La paz, parecía ya inalcanzable, por lo menos en esta vida, muy molesto iba caminando por la calle maldiciendo a cada uno de los expertos “que sabe un experto después de todo, tal vez no son tan buenos o tal vez, realmente no tengo cura”, reflexionaba mientras iba de camino a un consultorio por una pequeña gripa, tal vez con esto tenga más suerte que con aquello, me dije…

Al entrar al consultorio ahí estaba ella: con su cabello oscuro brilloso con toques castaños, unas perfectas sombras bien dibujadas, un delineado suave y delgado, su bata blanca como lo exige su profesión, pero en esta ocasión más que alarmarme (como con los anteriores expertos) , me transmitía cierto sosiego  y claro no puedo dejar de pensar en sus grandes y hermosos labios rojos.

La dra. Tomó mis datos, me miró fijamente a los ojos y me pregunto:

Dra.: Como te sientes?

A: Bastante inquieto , pero es algo por lo que no he venido, me he contagiado de gripa

Dra.: La gripa es lo que menos me preocupa, cuantas noches llevas con esta inquietud?

A: He pedido ya la cuenta, pero son más de las que pudiera recordar

Dra.: Entiendo… , Te recomiendo buscar a un amigo, de todos el que más sepa beber, y por cada persona que hayas conocido a lo largo de tu vida, bebe un trago , repite hasta caer inconsciente

A: Es esto algún programa de cámara escondida?

Dra.: Es esto mi consultorio y si quieres curarte , harás lo que yo te diga, o no… , No es de mi importancia.

Su mirada era destellante pero con un toque bien marcado de seriedad, no refute más y escuché atentamente mientras con sus pómulos alzados por su hermosa sonrisa roja me despidieron con mis indicaciones .

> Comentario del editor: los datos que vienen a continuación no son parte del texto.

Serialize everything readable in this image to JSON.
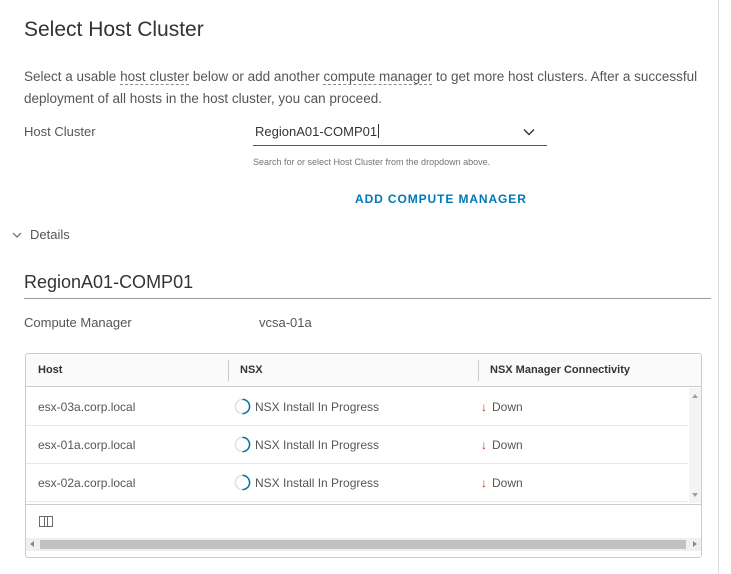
{
  "page": {
    "title": "Select Host Cluster",
    "intro": {
      "part1": "Select a usable ",
      "link1": "host cluster",
      "part2": " below or add another ",
      "link2": "compute manager",
      "part3": " to get more host clusters. After a successful deployment of all hosts in the host cluster, you can proceed."
    }
  },
  "host_cluster": {
    "label": "Host Cluster",
    "value": "RegionA01-COMP01",
    "helper": "Search for or select Host Cluster from the dropdown above.",
    "add_button": "ADD COMPUTE MANAGER"
  },
  "details": {
    "toggle_label": "Details",
    "title": "RegionA01-COMP01",
    "compute_manager_label": "Compute Manager",
    "compute_manager_value": "vcsa-01a"
  },
  "grid": {
    "columns": [
      "Host",
      "NSX",
      "NSX Manager Connectivity"
    ],
    "rows": [
      {
        "host": "esx-03a.corp.local",
        "nsx": "NSX Install In Progress",
        "connectivity": "Down"
      },
      {
        "host": "esx-01a.corp.local",
        "nsx": "NSX Install In Progress",
        "connectivity": "Down"
      },
      {
        "host": "esx-02a.corp.local",
        "nsx": "NSX Install In Progress",
        "connectivity": "Down"
      }
    ]
  },
  "colors": {
    "accent": "#0079b8",
    "down": "#e02200",
    "spinner": "#0072a3"
  }
}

Seguí mi tratamiento al pie de la letra y la gripe no desaparecía , un mentiroso más vestido de bata blanca , pensé:

Otra vez no me han ayudado, que suerte la mía , esa Dra. Con sus hipnóticos labios rojos , es una farsante, pero antes de que pudiera agregar una palabra más a mi reclamo interno, me di cuenta que aquel sentimiento de dejar la puerta abierta, de dejar la luz encendida, ese sentimiento de haber olvidado algo, había desaparecido , en cambio sólo podía dedicar mis pensamientos hacia “La Doctora Roja”.

Comentarios

  1. Mabel

    30 julio, 2019

    Muy buen Cuento. Un abrazo y mi voto desde Andalucía

  2. Ricardo Galicia

    31 julio, 2019

    Exelente, se denota tu madures en la narración, espero con entusiasmo el próximo

  3. Dites

    8 agosto, 2019

    Absorbente, me ha enganchado desde el principio.
    Cuenta con mi voto.

  4. Alej

    9 agosto, 2019

    es todo un placer leer sus comentarios, eso me motiva a seguir escribiendo, muchas gracias.